Our current code will use loose bounds of the basic shape (i.e. the part 
that is filled) to calculate the bounds for proportional paints when you 
first paint a shape - whether you stroke it, fill it, or both.

But, if you ran with shape mask caching (the default mode) then after a 
rendering or 2 we would decide to cache the antialias coverage mask and 
we would then use the node's content bounds to figure the bounds for the 
proportional paint.  The content bounds are calculated more precisely as 
tight bounds, though, so they didn't always agree with the bounds used 
in those first few uncached renderings.

The net result is that the proportional paint would shift after the 
first couple of frames unless you animated the shape and then it would 
revert while you were animating and then shift back when it was stable.

There is also the Canvas object that can also render proportional 
paints, and it does so using the same code that the shape nodes use when 
they don't have their coverage mask cached (i.e. loose fill bounds).

We'd like to make all of this as consistent as possible.  Here are the 
various decisions and how they'd impact code:

- Loose bounds are faster to calculate for shapes that aren't likely to 
be reused.  The uncached shape rendering used them because the shapes 
may change before we need the bounds again.  Canvas uses it because it 
is an immediate mode API with no input on how often it may see a 
particular shape again.

- Tight bounds would likely be less suprising to developers and users, 
though.  They are better for hit testing and damage management because 
they generate fewer false positive hits.  They are also fairly fast to 
calculate for most shapes and it is a rare shape that we'd have to 
recurse much to get it right.  Also, for straight edges there is no 
difference in performance to calculate tight or loose bounds.

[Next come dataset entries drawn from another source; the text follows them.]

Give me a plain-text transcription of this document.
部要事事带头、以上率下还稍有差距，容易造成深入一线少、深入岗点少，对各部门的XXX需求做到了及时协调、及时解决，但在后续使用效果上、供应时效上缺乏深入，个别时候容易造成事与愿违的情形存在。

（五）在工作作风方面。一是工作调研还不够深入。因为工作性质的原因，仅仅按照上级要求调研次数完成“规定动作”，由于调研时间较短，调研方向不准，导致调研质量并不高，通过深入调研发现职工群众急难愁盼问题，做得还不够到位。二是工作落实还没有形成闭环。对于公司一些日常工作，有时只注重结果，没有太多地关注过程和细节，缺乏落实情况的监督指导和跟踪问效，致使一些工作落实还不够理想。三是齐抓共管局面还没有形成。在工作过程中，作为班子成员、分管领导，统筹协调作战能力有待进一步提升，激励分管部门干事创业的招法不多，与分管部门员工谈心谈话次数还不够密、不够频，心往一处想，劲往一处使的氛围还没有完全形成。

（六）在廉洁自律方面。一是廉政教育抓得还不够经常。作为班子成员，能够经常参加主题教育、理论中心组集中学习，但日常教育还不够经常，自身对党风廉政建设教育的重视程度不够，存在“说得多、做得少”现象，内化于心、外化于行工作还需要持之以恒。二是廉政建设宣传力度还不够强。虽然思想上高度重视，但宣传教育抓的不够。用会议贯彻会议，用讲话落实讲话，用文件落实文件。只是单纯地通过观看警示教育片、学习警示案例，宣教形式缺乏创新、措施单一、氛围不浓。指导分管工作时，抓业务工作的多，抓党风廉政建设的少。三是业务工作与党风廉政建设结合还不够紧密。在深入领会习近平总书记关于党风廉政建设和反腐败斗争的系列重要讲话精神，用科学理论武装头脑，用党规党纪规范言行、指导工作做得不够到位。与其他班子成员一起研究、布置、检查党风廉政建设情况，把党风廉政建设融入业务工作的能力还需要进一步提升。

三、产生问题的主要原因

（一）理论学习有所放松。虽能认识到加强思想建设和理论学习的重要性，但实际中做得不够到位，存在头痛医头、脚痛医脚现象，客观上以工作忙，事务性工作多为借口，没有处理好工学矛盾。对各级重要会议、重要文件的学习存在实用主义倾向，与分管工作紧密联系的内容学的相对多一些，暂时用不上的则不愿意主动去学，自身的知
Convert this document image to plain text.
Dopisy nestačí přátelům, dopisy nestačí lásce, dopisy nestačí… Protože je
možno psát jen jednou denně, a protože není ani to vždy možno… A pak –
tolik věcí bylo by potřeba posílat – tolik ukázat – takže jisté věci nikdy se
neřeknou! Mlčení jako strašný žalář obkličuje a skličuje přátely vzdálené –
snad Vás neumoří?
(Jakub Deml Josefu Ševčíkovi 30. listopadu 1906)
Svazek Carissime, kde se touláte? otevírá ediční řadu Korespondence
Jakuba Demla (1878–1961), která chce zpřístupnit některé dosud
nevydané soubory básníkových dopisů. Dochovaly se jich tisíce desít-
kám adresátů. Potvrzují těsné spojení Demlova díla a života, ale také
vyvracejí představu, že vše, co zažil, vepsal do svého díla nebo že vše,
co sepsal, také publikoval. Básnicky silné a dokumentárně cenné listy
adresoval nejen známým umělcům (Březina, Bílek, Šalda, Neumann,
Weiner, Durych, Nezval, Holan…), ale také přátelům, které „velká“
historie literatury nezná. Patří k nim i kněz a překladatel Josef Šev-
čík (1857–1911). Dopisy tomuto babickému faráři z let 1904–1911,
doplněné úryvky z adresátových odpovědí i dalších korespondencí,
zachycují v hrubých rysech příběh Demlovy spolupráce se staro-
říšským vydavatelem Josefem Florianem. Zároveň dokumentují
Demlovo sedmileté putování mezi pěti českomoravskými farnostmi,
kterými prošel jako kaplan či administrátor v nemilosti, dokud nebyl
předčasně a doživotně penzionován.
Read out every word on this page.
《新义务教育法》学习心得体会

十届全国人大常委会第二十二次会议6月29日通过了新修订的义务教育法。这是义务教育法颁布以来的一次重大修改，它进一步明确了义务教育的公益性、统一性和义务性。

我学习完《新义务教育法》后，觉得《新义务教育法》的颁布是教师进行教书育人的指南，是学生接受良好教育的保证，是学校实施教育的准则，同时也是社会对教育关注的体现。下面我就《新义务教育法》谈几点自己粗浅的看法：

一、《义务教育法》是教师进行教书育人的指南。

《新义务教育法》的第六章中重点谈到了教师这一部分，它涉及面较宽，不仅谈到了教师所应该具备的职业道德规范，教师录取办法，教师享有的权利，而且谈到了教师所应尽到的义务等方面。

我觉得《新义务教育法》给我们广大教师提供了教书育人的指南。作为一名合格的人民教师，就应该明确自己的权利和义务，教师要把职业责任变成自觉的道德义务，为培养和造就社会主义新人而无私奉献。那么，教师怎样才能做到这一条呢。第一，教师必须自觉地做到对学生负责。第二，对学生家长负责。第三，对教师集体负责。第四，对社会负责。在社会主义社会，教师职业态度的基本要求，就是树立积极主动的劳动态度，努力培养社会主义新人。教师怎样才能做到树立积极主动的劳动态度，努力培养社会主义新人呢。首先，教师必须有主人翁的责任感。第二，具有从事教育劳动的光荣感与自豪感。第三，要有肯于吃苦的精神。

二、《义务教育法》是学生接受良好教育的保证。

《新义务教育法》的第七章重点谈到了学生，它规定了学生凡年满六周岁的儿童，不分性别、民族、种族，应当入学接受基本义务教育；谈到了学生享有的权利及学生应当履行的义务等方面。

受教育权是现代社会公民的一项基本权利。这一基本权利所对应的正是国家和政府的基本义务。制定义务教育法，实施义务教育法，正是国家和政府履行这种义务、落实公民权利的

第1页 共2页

All in all, it would probably be better for the FX API to standardize on 
tight bounds and treat any cases where we noticeably affect performance 
(which should be very rare) as opportunities for tuning.  This may not 
be compatible with the first rendering of current Shape nodes, but they 
would shift back and forth anyway so we aren't worried about 
incompatibility with an inconsistent system.

The other part of the decision is which bounds to use.

Currently uncached rendering uses fill bounds, and mask-cached rendering 
uses the content bounds which depends on whether you supply a stroke or 
a fill paint so it could be either fill bounds or stroke bounds.

- For filled-only shapes we obviously want to use the "fill bounds".

- For stroked and filled shapes, we have 3 choices:

- - use fill bounds for both paints so that the geometry used for 
proportional stroke and fill paints are similar for both parts of those 
nodes.  This helps line up any color discontinuities or highlights 
between the two.

- - use stroke bounds for both which also means the two are consistent, 
but Canvas can't really do this because it doesn't know if you are 
filling and stroking until it sees the latter operation

- - use fill bounds for fill and stroke bounds for stroke which means 
the geometries of the two are different and it makes it harder to line 
up the transitions of proportional stroke+fill shapes, but Canvas can do 
this so Canvas vs. Shape node remain consistent

I'm not sure which of the above is the best, but I lean towards "fill 
bounds for both" because it allows consistent geometry for stroke+fill 
and it allows consistent behavior between Canvas and Shape node, at the 
possible expense of "0% on a stroke isn't at the edge of the stroke".